Babette evades both Denise’s and Jack’s inquiries, so Jack takes
a pill to Winnie Richards, a scientist at College-on-the-Hill. After
analyzing the pill, Winnie tells Jack that the drug is an incredibly
advanced kind of psychopharmaceutical. Jack finally confronts Babette
about the pills. In tears, she tells him that Dylar is an experimental,
unlicensed drug, which she believes can cure her of her obsessive
fear of dying. In order to get samples of the drug, Babette admits
to having had an affair with the Dylar project manager, a man she
refers to only as Mr. Gray. In return, Jack confesses to Babette
about his fatal Nyodene D. exposure. His fear of death now greater
than ever, Jack goes in search of Babette’s remaining Dylar pills,
only to find that Denise has thrown them all away.

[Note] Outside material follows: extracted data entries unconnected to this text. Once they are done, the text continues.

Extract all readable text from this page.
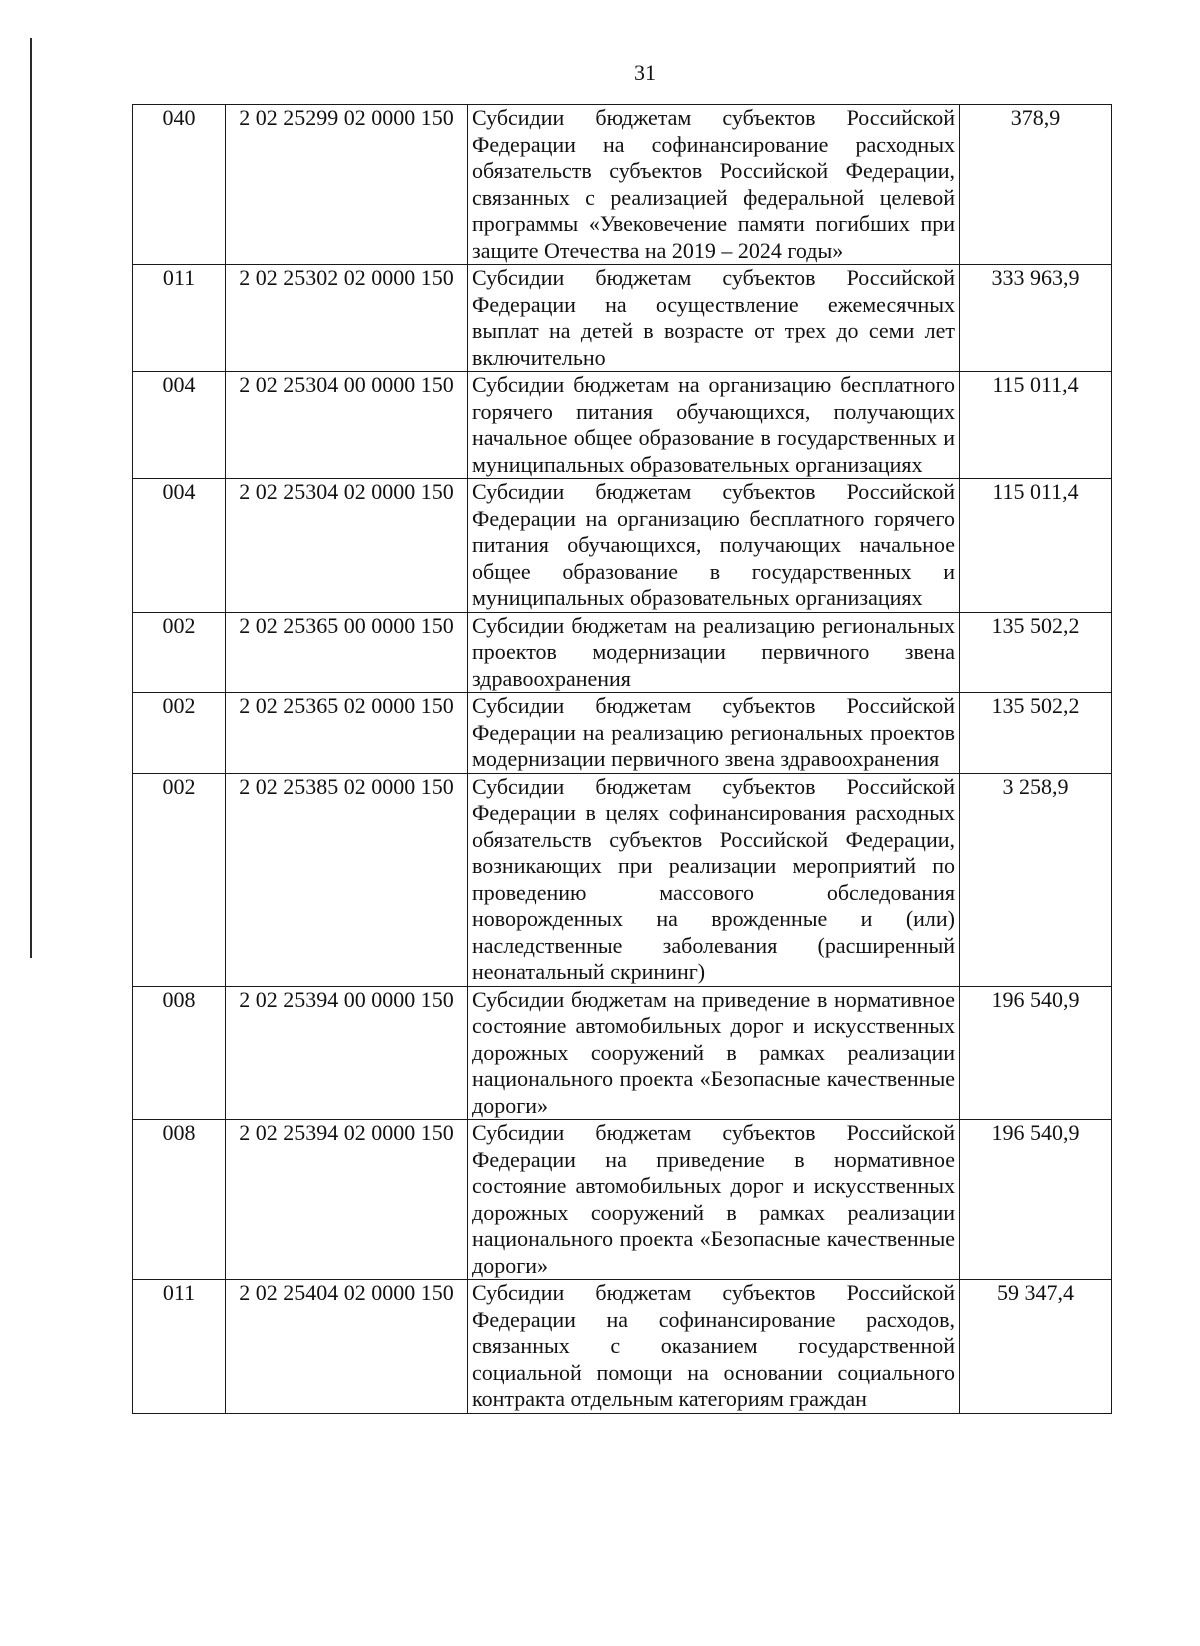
31
040	2 02 25299 02 0000 150	Субсидии бюджетам субъектов Российской Федерации на софинансирование расходных обязательств субъектов Российской Федерации, связанных с реализацией федеральной целевой программы «Увековечение памяти погибших при защите Отечества на 2019 – 2024 годы»	378,9
011	2 02 25302 02 0000 150	Субсидии бюджетам субъектов Российской Федерации на осуществление ежемесячных выплат на детей в возрасте от трех до семи лет включительно	333 963,9
004	2 02 25304 00 0000 150	Субсидии бюджетам на организацию бесплатного горячего питания обучающихся, получающих начальное общее образование в государственных и муниципальных образовательных организациях	115 011,4
004	2 02 25304 02 0000 150	Субсидии бюджетам субъектов Российской Федерации на организацию бесплатного горячего питания обучающихся, получающих начальное общее образование в государственных и муниципальных образовательных организациях	115 011,4
002	2 02 25365 00 0000 150	Субсидии бюджетам на реализацию региональных проектов модернизации первичного звена здравоохранения	135 502,2
002	2 02 25365 02 0000 150	Субсидии бюджетам субъектов Российской Федерации на реализацию региональных проектов модернизации первичного звена здравоохранения	135 502,2
002	2 02 25385 02 0000 150	Субсидии бюджетам субъектов Российской Федерации в целях софинансирования расходных обязательств субъектов Российской Федерации, возникающих при реализации мероприятий по проведению массового обследования новорожденных на врожденные и (или) наследственные заболевания (расширенный неонатальный скрининг)	3 258,9
008	2 02 25394 00 0000 150	Субсидии бюджетам на приведение в нормативное состояние автомобильных дорог и искусственных дорожных сооружений в рамках реализации национального проекта «Безопасные качественные дороги»	196 540,9
008	2 02 25394 02 0000 150	Субсидии бюджетам субъектов Российской Федерации на приведение в нормативное состояние автомобильных дорог и искусственных дорожных сооружений в рамках реализации национального проекта «Безопасные качественные дороги»	196 540,9
011	2 02 25404 02 0000 150	Субсидии бюджетам субъектов Российской Федерации на софинансирование расходов, связанных с оказанием государственной социальной помощи на основании социального контракта отдельным категориям граждан	59 347,4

Jack begins to have problems sleeping. He goes in for
frequent medical checkups and becomes preoccupied with clearing
all the unused clutter out of his home. He stays awake late into
the night to watch the children sleep. One evening, Wilder wakes
him up, and Jack finds his father-in-law, Vernon Hickey, asleep
in the backyard. Vernon, a tough, aging handyman, has come by for
a surprise visit. Before he leaves, Vernon secretly gives Jack a
handgun. Shortly afterward, Jack confides in Murray about his acute
death fixation. Murray proposes the theory that killing someone
else can alleviate the fear of death. Jack begins to think of the
gun at odd moments, eventually bringing it to class with him one
afternoon.
On his way home from campus, Jack runs into Winnie Richards, who
tells him that she read an article on the project manager responsible
for Dylar. She tells Jack the man’s name, Willie Mink, and the approximate
location of the motel he’s now living in. Armed with his gun, Jack
finds Willie Mink, disheveled and half-crazy, in the same motel
room where Mink conducted his affair with Babette. Jack plans to
kill him, and, after a brief conversation, he pulls out his gun
and shoots Mink twice. In an attempt to make it look like a suicide,
Jack places the gun in Mink’s hand, only to be shot in the wrist by
Mink a moment later. Overcome by a sense of humanity, Jack drives
Mink to the nearest hospital—which is run by atheist German nuns—and
saves his life.
Jack returns home and watches the children sleep. Later
that day, Wilder rides his tricycle across the highway and miraculously
survives, an event that finally allows Jack to let go of his fear
of death and obsession with health and safety hazards. Jack, Babette,
and Wilder take in the spectacular sunsets from the overpass. Jack
closes the novel with a description of the supermarket, which has
rearranged its aisles, throwing everyone into a state of confusion.